The Assemblies of God is doing a better job than most denominations at retaining young adults in church services. Around one of every four adherents in the Fellowship is under the age of 25. And the AG is bucking a trend in that the number of millennials attending has increased 10 percent in the past decade.
But are those in their late teens and early 20s fully engaged?
In many darkened sanctuaries on a Saturday night or Sunday morning, illuminations emanate from every few seats.
They are the flickering screens from smartphones. Some young people are checking social media or playing games on their mobile devices, rather than worshipping or listening to a sermon. This challenge for ministry leaders will only increase as youth who have never lived without the web come of age.
The trend is apparent for both millennials (also called Generation Y), those generally considered born from the early 1980s through the end of the century, as well as Generation Z, also referred to as Homelanders — kids born since the 2001 terrorist attacks, kids who never remember a day without social media.
Tim Elmore, founder of Growing Leaders, which helps equip ministry leaders to reach the emerging generation, says at least 70 percent of churchgoing teens stop attending once they go off to college.
But the rebellion starts before high school graduation. More so than previous generations, Elmore says today’s young people resist pressure to conform to societal religious ritual expectations, such as attending funerals.
Of course measuring spiritual engagement is a tricky task. Various research indicates that while young people of this era aren’t attending church as much as their predecessors, that doesn’t necessarily mean they’ve lost their faith.
“We assume the next generation has their face against the church’s glass windows saying, please let me out,” says Heath Adamson, senior director of Assemblies of God National Youth Ministries since 2012. “It’s more accurate to say that the next generation is standing on the outside begging to be let in.”
In reality, there is an uptick of spirituality among emerging adults, according to Adamson. Young millennials and upcoming Homelanders aren’t necessarily saying no to the gospel, but rather the way the gospel is presented, he says.
“Are younger people really not interested in God, or are they just not finding a place in our community?” asks Adamson, who has been involved in youth ministry for two decades. “Let’s not assume they’re not interested in the dialogue. Maybe they are not interested in the monologue, and they are not finding a place to lend their voice to the conversation.”
“There is a deep spiritual hunger in Generation Z,” says Elmore, based in Atlanta. “They know their soul needs something that superficial social media doesn’t provide, but they don’t necessarily see church as the place for answers.”

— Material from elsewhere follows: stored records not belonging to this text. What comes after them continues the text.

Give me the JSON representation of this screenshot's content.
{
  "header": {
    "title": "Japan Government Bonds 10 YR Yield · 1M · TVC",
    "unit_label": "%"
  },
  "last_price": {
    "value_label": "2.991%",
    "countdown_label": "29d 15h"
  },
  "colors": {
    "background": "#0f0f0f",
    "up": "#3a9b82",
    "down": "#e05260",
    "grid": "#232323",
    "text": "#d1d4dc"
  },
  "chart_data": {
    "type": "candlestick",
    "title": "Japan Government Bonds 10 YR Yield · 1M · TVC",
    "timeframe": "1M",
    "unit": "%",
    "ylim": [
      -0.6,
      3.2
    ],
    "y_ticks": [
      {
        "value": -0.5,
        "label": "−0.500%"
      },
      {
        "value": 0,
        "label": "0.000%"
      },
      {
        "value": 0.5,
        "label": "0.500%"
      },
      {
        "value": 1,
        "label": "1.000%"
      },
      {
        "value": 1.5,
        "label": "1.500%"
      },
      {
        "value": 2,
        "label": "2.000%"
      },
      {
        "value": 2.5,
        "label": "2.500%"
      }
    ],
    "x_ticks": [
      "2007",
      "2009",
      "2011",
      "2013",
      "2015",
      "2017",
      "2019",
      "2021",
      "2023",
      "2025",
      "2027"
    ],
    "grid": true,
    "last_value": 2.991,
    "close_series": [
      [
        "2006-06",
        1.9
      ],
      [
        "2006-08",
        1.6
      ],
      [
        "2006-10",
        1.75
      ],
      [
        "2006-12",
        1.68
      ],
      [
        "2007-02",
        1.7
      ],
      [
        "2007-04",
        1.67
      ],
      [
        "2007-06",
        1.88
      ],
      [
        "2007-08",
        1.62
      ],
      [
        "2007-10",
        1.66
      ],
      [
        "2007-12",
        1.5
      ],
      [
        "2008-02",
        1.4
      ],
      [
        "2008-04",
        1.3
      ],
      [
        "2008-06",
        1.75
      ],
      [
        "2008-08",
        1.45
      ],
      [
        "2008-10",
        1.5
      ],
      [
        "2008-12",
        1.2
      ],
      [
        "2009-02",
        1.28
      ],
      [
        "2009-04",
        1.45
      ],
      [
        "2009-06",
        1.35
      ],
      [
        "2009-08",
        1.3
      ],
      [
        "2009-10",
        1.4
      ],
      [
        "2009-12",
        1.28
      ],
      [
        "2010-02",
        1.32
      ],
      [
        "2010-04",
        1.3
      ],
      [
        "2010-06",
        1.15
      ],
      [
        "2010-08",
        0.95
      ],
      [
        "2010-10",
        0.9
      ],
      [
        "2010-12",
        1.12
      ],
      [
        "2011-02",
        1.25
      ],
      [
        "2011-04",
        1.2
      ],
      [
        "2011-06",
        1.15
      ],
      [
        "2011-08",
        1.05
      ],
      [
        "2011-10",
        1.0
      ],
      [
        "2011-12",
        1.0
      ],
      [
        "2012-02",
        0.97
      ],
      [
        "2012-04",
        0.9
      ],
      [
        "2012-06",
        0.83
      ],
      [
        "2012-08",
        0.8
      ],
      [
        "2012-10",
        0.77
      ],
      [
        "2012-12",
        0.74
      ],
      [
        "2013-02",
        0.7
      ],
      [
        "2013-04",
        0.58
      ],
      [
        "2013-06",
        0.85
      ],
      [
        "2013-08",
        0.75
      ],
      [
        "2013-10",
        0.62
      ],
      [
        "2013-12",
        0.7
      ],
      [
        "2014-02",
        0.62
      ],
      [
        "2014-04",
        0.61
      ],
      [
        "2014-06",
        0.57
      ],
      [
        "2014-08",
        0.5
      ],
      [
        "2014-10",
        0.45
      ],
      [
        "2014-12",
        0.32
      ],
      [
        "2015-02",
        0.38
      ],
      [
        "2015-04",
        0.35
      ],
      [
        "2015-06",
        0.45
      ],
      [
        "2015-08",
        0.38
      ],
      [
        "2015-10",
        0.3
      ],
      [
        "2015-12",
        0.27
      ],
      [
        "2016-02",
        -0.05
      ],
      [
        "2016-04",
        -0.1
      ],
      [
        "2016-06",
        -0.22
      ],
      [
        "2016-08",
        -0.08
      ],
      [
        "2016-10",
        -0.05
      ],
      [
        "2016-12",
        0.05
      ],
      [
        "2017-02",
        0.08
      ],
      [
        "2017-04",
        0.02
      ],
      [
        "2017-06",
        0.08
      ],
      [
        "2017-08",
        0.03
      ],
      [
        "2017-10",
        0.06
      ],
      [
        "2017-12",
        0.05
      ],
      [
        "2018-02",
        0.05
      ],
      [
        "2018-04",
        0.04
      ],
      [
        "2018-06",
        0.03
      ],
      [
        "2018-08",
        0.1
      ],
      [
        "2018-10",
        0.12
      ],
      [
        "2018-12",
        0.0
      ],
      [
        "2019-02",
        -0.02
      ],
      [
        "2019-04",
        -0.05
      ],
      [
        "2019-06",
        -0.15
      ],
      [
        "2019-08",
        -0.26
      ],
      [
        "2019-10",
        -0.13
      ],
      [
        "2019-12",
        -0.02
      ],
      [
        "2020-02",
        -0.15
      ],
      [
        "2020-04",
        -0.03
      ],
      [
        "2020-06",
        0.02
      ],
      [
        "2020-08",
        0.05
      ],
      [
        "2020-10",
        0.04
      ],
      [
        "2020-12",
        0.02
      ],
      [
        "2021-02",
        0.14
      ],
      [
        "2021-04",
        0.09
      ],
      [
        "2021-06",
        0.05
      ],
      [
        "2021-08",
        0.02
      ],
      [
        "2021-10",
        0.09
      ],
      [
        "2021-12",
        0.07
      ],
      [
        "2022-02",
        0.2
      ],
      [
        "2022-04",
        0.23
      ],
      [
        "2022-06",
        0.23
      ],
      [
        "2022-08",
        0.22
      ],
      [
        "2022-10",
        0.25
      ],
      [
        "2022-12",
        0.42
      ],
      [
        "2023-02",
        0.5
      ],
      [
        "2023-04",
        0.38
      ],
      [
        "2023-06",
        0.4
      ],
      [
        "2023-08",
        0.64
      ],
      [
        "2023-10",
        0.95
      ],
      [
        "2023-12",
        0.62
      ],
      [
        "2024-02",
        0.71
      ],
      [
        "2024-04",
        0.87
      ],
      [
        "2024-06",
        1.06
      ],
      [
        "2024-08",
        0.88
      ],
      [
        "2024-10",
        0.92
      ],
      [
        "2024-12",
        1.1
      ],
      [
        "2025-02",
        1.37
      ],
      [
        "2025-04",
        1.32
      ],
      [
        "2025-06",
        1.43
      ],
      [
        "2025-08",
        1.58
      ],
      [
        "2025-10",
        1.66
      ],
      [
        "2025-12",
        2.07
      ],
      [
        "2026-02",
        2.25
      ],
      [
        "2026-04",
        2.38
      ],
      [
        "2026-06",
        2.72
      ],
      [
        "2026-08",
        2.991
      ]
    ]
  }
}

A lack of real relationships at church has contributed to young people questioning authority, according to Jourdan Lunsford, leadership development specialist with the AG National Women’s Department. Subsequently, while they are generous with causes they believe in, many won’t contribute financially to the church they attend because they don’t trust how the funds will be spent.
Today in numerous churches, particularly large ones, multimedia presentations preside in an effort to be relevant to young people who have become accustomed to technology overload in daily life. Congregants face multiple jumbo screens; cameras cut from musicians to singers and back again with precision; the fervent worship experience resembles attending a rock concert.
But is clamorous and flamboyant the best approach?
“What I have heard from both the younger millennials and Gen Z is that very often they think the Church is overproduced and over-programmed,” says Elmore, author of books such as Artificial Maturity: Helping Kids Meet the Challenge of Becoming Authentic Adults and Generation iY: Secrets to Connecting with Today’s Teens & Young Adults in the Digital Age. “They want authentic and real, and the Church doesn’t come across that way to the young person.”
Nevertheless, interacting with electronic devices has become the default of younger millennials. Facebook, Twitter, Instagram, YouTube, Twitter, and Pinterest have documented their lives.
“We go to the phone even without a reason,” Lunsford says. “People feel disconnected because they don’t feel like anything that is happening is directed toward them. Our generation feels like we have something to contribute, and if we aren’t feeling like we’re connecting, we just tune out immediately.”
“Their normal, natural habitat is to be on their phone, scrolling through social media,” Elmore says. “But they’re missing part of the experience when they’re not fully engaged.”
Smartphones are nearly ubiquitous among younger adults, with 98 percent of 18- to 24-year-olds owning one, according to Nielsen. Gallup in 2015 reported that 73 percent of people ages 18 to 29 check their smartphones several times an hour.
Instead of being hypercritical of an addiction to technology, Adamson suggests pastors try to engage young people. For instance, a pastor who notices young people glued to their mobile devices might suggest they text an encouraging word to someone, then put their phone away.
“When Jesus sat down with the woman at the well, he didn’t communicate in a didactic way,” says Adamson, who emerged from a teenage life steeped in substance abuse and occultism, recounted in his book, The Bush Always Burns. “How can we harness and redeem technology without demonizing it?”